Medora’s native instinct, to fight for her own hand at the expense of the community, now held some strife with her appreciation of what Kellock had done and suffered on her account. At first a sense of justice strove to remind her of their relations and of Jordan’s views with respect to her and her future. She was, in fact, as he had declared, his paramount thought and first object in life. And this he felt without any diminution of his personal ambitions. But he had supposed, and she had given him every reason to suppose, that his ambitions and hers were one; that she desired nothing better than to help him in his propagandist work. During the earliest days of their association in London, this had been her purpose and assurance; but it was so no longer. The artificial existence with Kellock had knocked all the poetry out of their relation, and his aspirations now found her averse. Because Kellock could not understand what made life worth living to her, Medora’s interest and loyalty alike were withered.

Yet now she put up a struggle for him and it lasted longer than might have been expected. Indeed, it endured for twenty-four hours, until the morning following upon a sleepless night. Then her chivalry and general vague sense of her obligations went down before what she believed, perhaps rightly, was her common sense. She began to see, with a dazzle of conviction, that Kellock was not at all the husband for her; but her woman’s wit put it differently: she assured her soul that she was not the wife for Kellock. This step once taken, those that followed were exceedingly swift, and they appeared first in a conversation, not with the man she desired to meet, but with another. For the present she concealed her new impressions from her family, but on the following Sunday, Mr. Knox came to tea, and was pleasant and agreeable, according to his custom. Tom and Mary Dolbear, gratified to observe the large philosophy with which he had taken his defeat, welcomed him and forgot the hard things they had said and thought about him.

Then, as the hour came for the visitor to return home, Medora made an excuse to accompany him. She was going into Dene to see Daisy Finch and have supper with her and her mother—so she said; and together they went their way.

She wasted no time with Mr.

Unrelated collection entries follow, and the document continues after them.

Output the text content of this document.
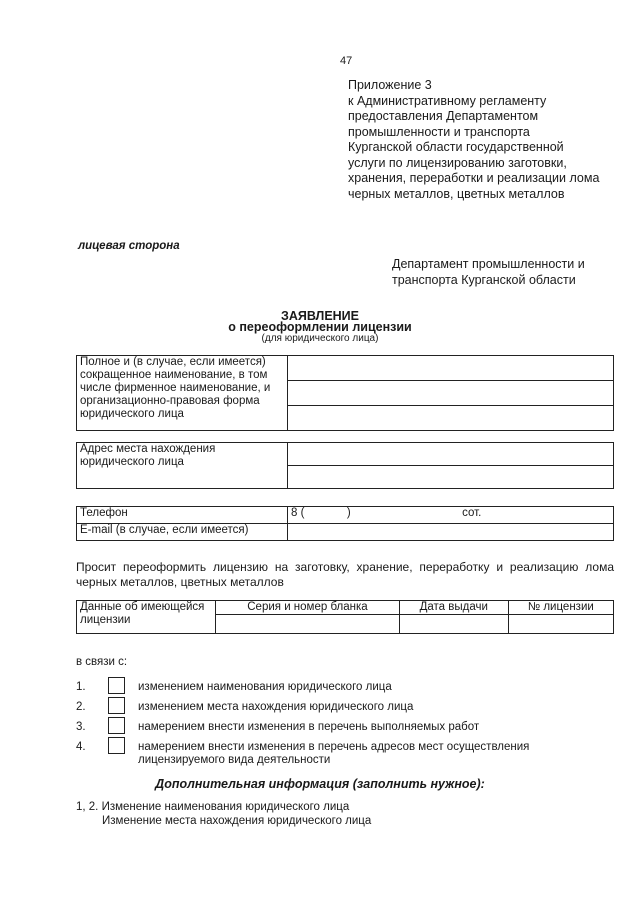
47
Приложение 3
к Административному регламенту
предоставления Департаментом
промышленности и транспорта
Курганской области государственной
услуги по лицензированию заготовки,
хранения, переработки и реализации лома
черных металлов, цветных металлов
лицевая сторона
Департамент промышленности и
транспорта Курганской области
ЗАЯВЛЕНИЕ
о переоформлении лицензии
(для юридического лица)
Полное и (в случае, если имеется)
сокращенное наименование, в том
числе фирменное наименование, и
организационно-правовая форма
юридического лица

Адрес места нахождения
юридического лица

Телефон	8 ( ) сот.
E-mail (в случае, если имеется)	
Просит переоформить лицензию на заготовку, хранение, переработку и реализацию лома черных металлов, цветных металлов
Данные об имеющейся лицензии	Серия и номер бланка	Дата выдачи	№ лицензии

в связи с:
1.	изменением наименования юридического лица
2.	изменением места нахождения юридического лица
3.	намерением внести изменения в перечень выполняемых работ
4.	намерением внести изменения в перечень адресов мест осуществления лицензируемого вида деятельности
Дополнительная информация (заполнить нужное):
1, 2. Изменение наименования юридического лица
Изменение места нахождения юридического лица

Knox, and having told him what she hungered to tell, changed her mind about Daisy Finch, and went home again. Upon the whole, Mr. Knox disappointed her at this meeting, yet looking back over their conversation, she felt not sorry it had taken place, though her face burned a little when she considered the full weight of some of the vatman’s remarks. He did not spare her; but she began to get accustomed to hard words now, and her sagacity told Medora that where there was blame, there was hope. To be past censure is to be past forgiveness.

She began at once to Mr. Knox upon the subject of her husband, and her second sentence indicated the vast strides that her ambition had made. The whole picture of Medora’s future in her own eyes was now changed. The new vision looked wild indeed, and made even Medora wince a little to hear it in her own tongue; yet it did not astonish Philander as much as she imagined, though she had reached it sooner than he expected her to do so.

“You see Mr. Dingle sometimes, don’t you, Mr. Knox?” began Medora.

“I do, my dear, and you mustn’t object if I say I think very well of him. Curiously enough I think a lot of Mr. Kellock, too. Each have got very good points in his way, and you can learn from them as well as teach them. Of course, it’s a ticklish business being friends with both, but so I am, and hope to continue.”

“For God’s sake, then, implore of Ned not to divorce me! Oh, Mr. Knox, you’re wise and old, but you may still remember what it was to be young. Everything’s gone if he divorces me—everything. I’ve been pixy-led, fooled—yes, I have. And I’ve ruined two good men, through no fault of theirs, or mine. It wasn’t Kellock’s fault, nor yet Ned’s; and I’ll swear on my knees it wasn’t mine—not altogether, because something not myself drove me and blinded me and dazed me.”